Investing.com - The U.S. employment report for June gave a mostly positive reading, reducing market conviction that the Federal Reserve will need to cut interest rates by a full half-point when it meets at the end of the month.
Job creation of 224,000 posts was well above consensus while labor force participation also increased. The latter also helps explain the fact that the unemployment rate unexpectedly increased to 3.7%.
Viraj Patel, FX & global macro strategist at Arkera, called it a “Goldilocks jobs report”, saying that, by itself, it doesn’t warrant a 50 basis point cut at the Fed’s next meeting.
Joseph Brusuelas, chief economist at consultancy RSM US LLP, said he still expected a 25 basis-point cut in July but argued that a half-point cut was "now off the table”.
Markets also reacted by paring back bets on aggressive easing from the Fed.
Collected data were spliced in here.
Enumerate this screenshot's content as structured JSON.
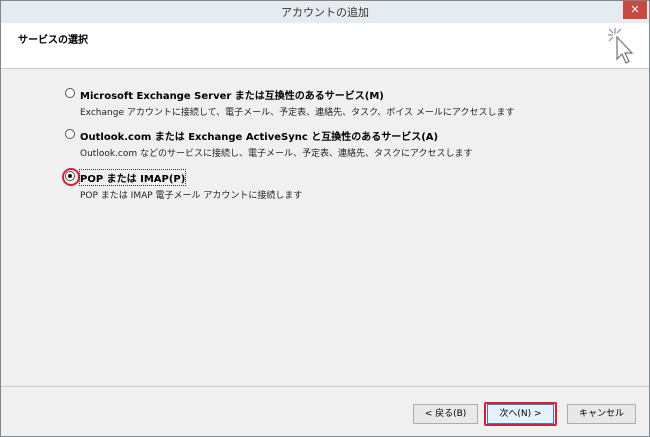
{
  "window": {
    "title": "アカウントの追加",
    "close_symbol": "✕"
  },
  "header": {
    "title": "サービスの選択",
    "icon": "cursor-sparkle-icon"
  },
  "options": [
    {
      "label": "Microsoft Exchange Server または互換性のあるサービス(M)",
      "description": "Exchange アカウントに接続して、電子メール、予定表、連絡先、タスク、ボイス メールにアクセスします",
      "selected": false
    },
    {
      "label": "Outlook.com または Exchange ActiveSync と互換性のあるサービス(A)",
      "description": "Outlook.com などのサービスに接続し、電子メール、予定表、連絡先、タスクにアクセスします",
      "selected": false
    },
    {
      "label": "POP または IMAP(P)",
      "description": "POP または IMAP 電子メール アカウントに接続します",
      "selected": true
    }
  ],
  "buttons": {
    "back": "< 戻る(B)",
    "next": "次へ(N) >",
    "cancel": "キャンセル"
  },
  "colors": {
    "highlight": "#d71f35",
    "close": "#c7493f"
  }
}
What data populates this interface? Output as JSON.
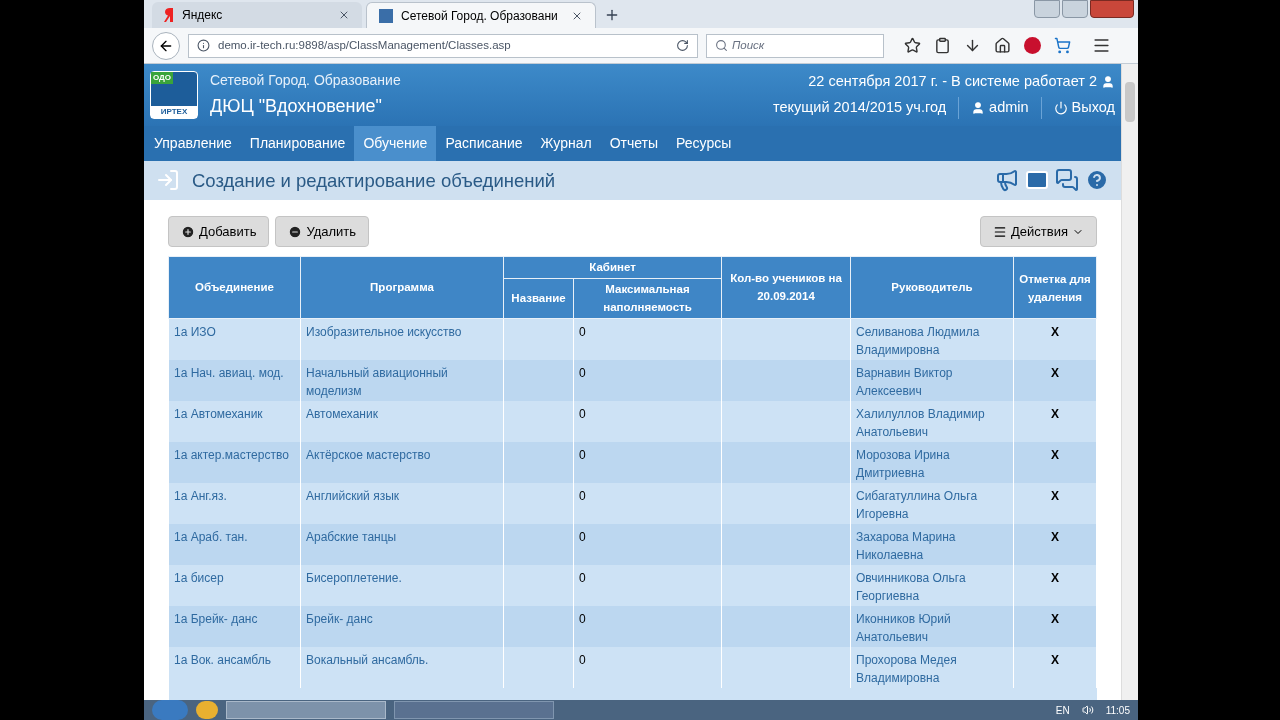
{
  "browser": {
    "tabs": [
      {
        "label": "Яндекс",
        "selected": false
      },
      {
        "label": "Сетевой Город. Образовани",
        "selected": true
      }
    ],
    "url": "demo.ir-tech.ru:9898/asp/ClassManagement/Classes.asp",
    "search_placeholder": "Поиск"
  },
  "header": {
    "logo_badge": "ОДО",
    "logo_text": "ИРТЕХ",
    "system": "Сетевой Город. Образование",
    "org": "ДЮЦ \"Вдохновение\"",
    "date_line": "22 сентября 2017 г. - В системе работает 2",
    "year": "текущий 2014/2015 уч.год",
    "user": "admin",
    "logout": "Выход"
  },
  "nav": [
    {
      "label": "Управление",
      "selected": false
    },
    {
      "label": "Планирование",
      "selected": false
    },
    {
      "label": "Обучение",
      "selected": true
    },
    {
      "label": "Расписание",
      "selected": false
    },
    {
      "label": "Журнал",
      "selected": false
    },
    {
      "label": "Отчеты",
      "selected": false
    },
    {
      "label": "Ресурсы",
      "selected": false
    }
  ],
  "page_title": "Создание и редактирование объединений",
  "buttons": {
    "add": "Добавить",
    "delete": "Удалить",
    "actions": "Действия"
  },
  "table": {
    "columns": {
      "group": "Объединение",
      "program": "Программа",
      "room": "Кабинет",
      "room_name": "Название",
      "capacity": "Максимальная наполняемость",
      "students": "Кол-во учеников на 20.09.2014",
      "leader": "Руководитель",
      "delete_mark": "Отметка для удаления"
    },
    "rows": [
      {
        "group": "1а ИЗО",
        "program": "Изобразительное искусство",
        "capacity": "0",
        "leader": "Селиванова Людмила Владимировна",
        "mark": "X"
      },
      {
        "group": "1а Нач. авиац. мод.",
        "program": "Начальный авиационный моделизм",
        "capacity": "0",
        "leader": "Варнавин Виктор Алексеевич",
        "mark": "X"
      },
      {
        "group": "1а Автомеханик",
        "program": "Автомеханик",
        "capacity": "0",
        "leader": "Халилуллов Владимир Анатольевич",
        "mark": "X"
      },
      {
        "group": "1а актер.мастерство",
        "program": "Актёрское мастерство",
        "capacity": "0",
        "leader": "Морозова Ирина Дмитриевна",
        "mark": "X"
      },
      {
        "group": "1а Анг.яз.",
        "program": "Английский язык",
        "capacity": "0",
        "leader": "Сибагатуллина Ольга Игоревна",
        "mark": "X"
      },
      {
        "group": "1а Араб. тан.",
        "program": "Арабские танцы",
        "capacity": "0",
        "leader": "Захарова Марина Николаевна",
        "mark": "X"
      },
      {
        "group": "1а бисер",
        "program": "Бисероплетение.",
        "capacity": "0",
        "leader": "Овчинникова Ольга Георгиевна",
        "mark": "X"
      },
      {
        "group": "1а Брейк- данс",
        "program": "Брейк- данс",
        "capacity": "0",
        "leader": "Иконников Юрий Анатольевич",
        "mark": "X"
      },
      {
        "group": "1а Вок. ансамбль",
        "program": "Вокальный ансамбль.",
        "capacity": "0",
        "leader": "Прохорова Медея Владимировна",
        "mark": "X"
      }
    ]
  },
  "taskbar": {
    "lang": "EN",
    "time": "11:05"
  }
}
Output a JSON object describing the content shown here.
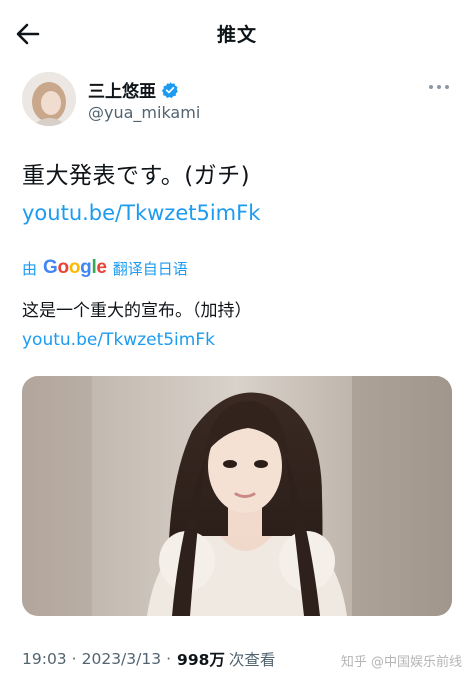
{
  "header": {
    "title": "推文",
    "back_icon": "arrow-left-icon"
  },
  "author": {
    "name": "三上悠亜",
    "handle": "@yua_mikami",
    "verified": true,
    "verified_color": "#1d9bf0"
  },
  "tweet": {
    "text": "重大発表です。(ガチ)",
    "link": "youtu.be/Tkwzet5imFk"
  },
  "translation": {
    "by": "由",
    "google": "Google",
    "action": "翻译自日语",
    "text": "这是一个重大的宣布。（加持）",
    "link": "youtu.be/Tkwzet5imFk"
  },
  "meta": {
    "time": "19:03",
    "dot1": "·",
    "date": "2023/3/13",
    "dot2": "·",
    "views": "998万",
    "views_label": "次查看"
  },
  "watermark": "知乎 @中国娱乐前线",
  "colors": {
    "link": "#1d9bf0",
    "text": "#0f1419",
    "secondary": "#536471"
  }
}
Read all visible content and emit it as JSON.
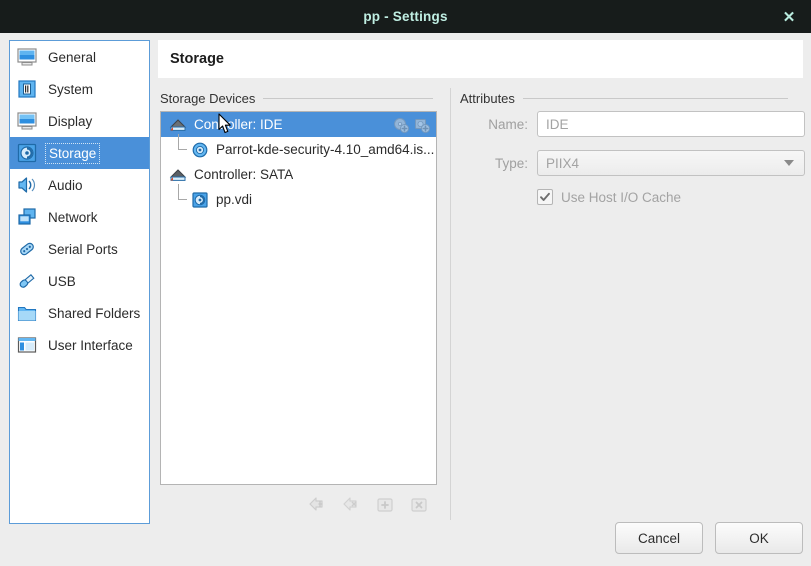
{
  "window": {
    "title": "pp - Settings",
    "close_label": "✕",
    "accent_blue": "#4a90d9",
    "titlebar_bg": "#171c1b",
    "titlebar_fg": "#bfeee2",
    "dialog_bg": "#ededed"
  },
  "sidebar": {
    "items": [
      {
        "label": "General",
        "icon": "monitor-icon",
        "selected": false
      },
      {
        "label": "System",
        "icon": "motherboard-icon",
        "selected": false
      },
      {
        "label": "Display",
        "icon": "display-icon",
        "selected": false
      },
      {
        "label": "Storage",
        "icon": "harddisk-icon",
        "selected": true
      },
      {
        "label": "Audio",
        "icon": "speaker-icon",
        "selected": false
      },
      {
        "label": "Network",
        "icon": "network-icon",
        "selected": false
      },
      {
        "label": "Serial Ports",
        "icon": "serial-port-icon",
        "selected": false
      },
      {
        "label": "USB",
        "icon": "usb-icon",
        "selected": false
      },
      {
        "label": "Shared Folders",
        "icon": "folder-icon",
        "selected": false
      },
      {
        "label": "User Interface",
        "icon": "user-interface-icon",
        "selected": false
      }
    ]
  },
  "page": {
    "title": "Storage"
  },
  "storage": {
    "devices_caption": "Storage Devices",
    "tree": [
      {
        "label": "Controller: IDE",
        "icon": "ide-controller-icon",
        "level": 0,
        "selected": true,
        "actions": [
          "add-optical-drive-icon",
          "add-hard-disk-icon"
        ]
      },
      {
        "label": "Parrot-kde-security-4.10_amd64.is...",
        "icon": "optical-disk-icon",
        "level": 1,
        "selected": false,
        "actions": []
      },
      {
        "label": "Controller: SATA",
        "icon": "sata-controller-icon",
        "level": 0,
        "selected": false,
        "actions": []
      },
      {
        "label": "pp.vdi",
        "icon": "hard-disk-icon",
        "level": 1,
        "selected": false,
        "actions": []
      }
    ],
    "toolbar": [
      {
        "name": "add-controller-button",
        "enabled": false
      },
      {
        "name": "remove-controller-button",
        "enabled": false
      },
      {
        "name": "add-attachment-button",
        "enabled": false
      },
      {
        "name": "remove-attachment-button",
        "enabled": false
      }
    ]
  },
  "attributes": {
    "caption": "Attributes",
    "name_label": "Name:",
    "name_value": "IDE",
    "type_label": "Type:",
    "type_value": "PIIX4",
    "use_host_io_cache_label": "Use Host I/O Cache",
    "use_host_io_cache_checked": true
  },
  "footer": {
    "cancel_label": "Cancel",
    "ok_label": "OK"
  }
}
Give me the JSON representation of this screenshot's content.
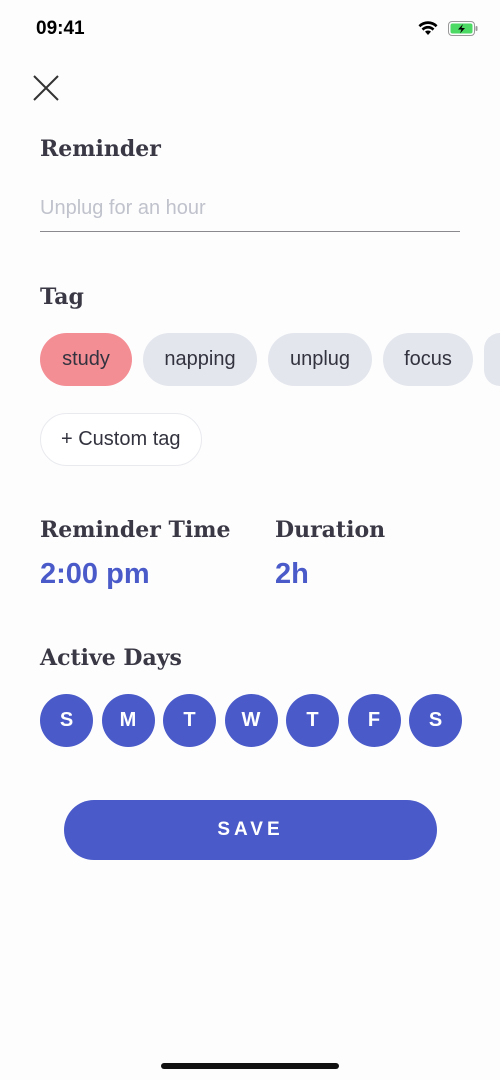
{
  "status_bar": {
    "time": "09:41",
    "icons": [
      "wifi-icon",
      "battery-charging-icon"
    ]
  },
  "close_icon": "close-icon",
  "reminder": {
    "label": "Reminder",
    "placeholder": "Unplug for an hour",
    "value": ""
  },
  "tag": {
    "label": "Tag",
    "items": [
      "study",
      "napping",
      "unplug",
      "focus",
      ""
    ],
    "selected": "study",
    "custom_label": "+ Custom tag"
  },
  "reminder_time": {
    "label": "Reminder Time",
    "value": "2:00 pm"
  },
  "duration": {
    "label": "Duration",
    "value": "2h"
  },
  "active_days": {
    "label": "Active Days",
    "days": [
      "S",
      "M",
      "T",
      "W",
      "T",
      "F",
      "S"
    ]
  },
  "save_label": "SAVE",
  "colors": {
    "accent": "#4a5bc9",
    "selected_tag": "#f48e95",
    "tag_bg": "#e3e6ed"
  }
}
U.S. futures extended losses after the report, the U.S. dollar strengthened against major rivals, while the yield on the U.S. 10-year Treasury broke past 2%.
Fed funds futures continued to fully price in a quarter-point reduction (25 basis points) for July, but odds for a 50 basis-point cut receded to just 9% as of 9:17 AM ET (13:17 GMT) from more than 25% ahead of the release.
The implied probability for three quarter-point cuts this year also fell from 57% to just 44%.
“June CPI data will determine whether (the) Fed needs to pull the lever in July,” Patel added. “Reality is we would rule out (a) July cut if every meeting wasn't live.”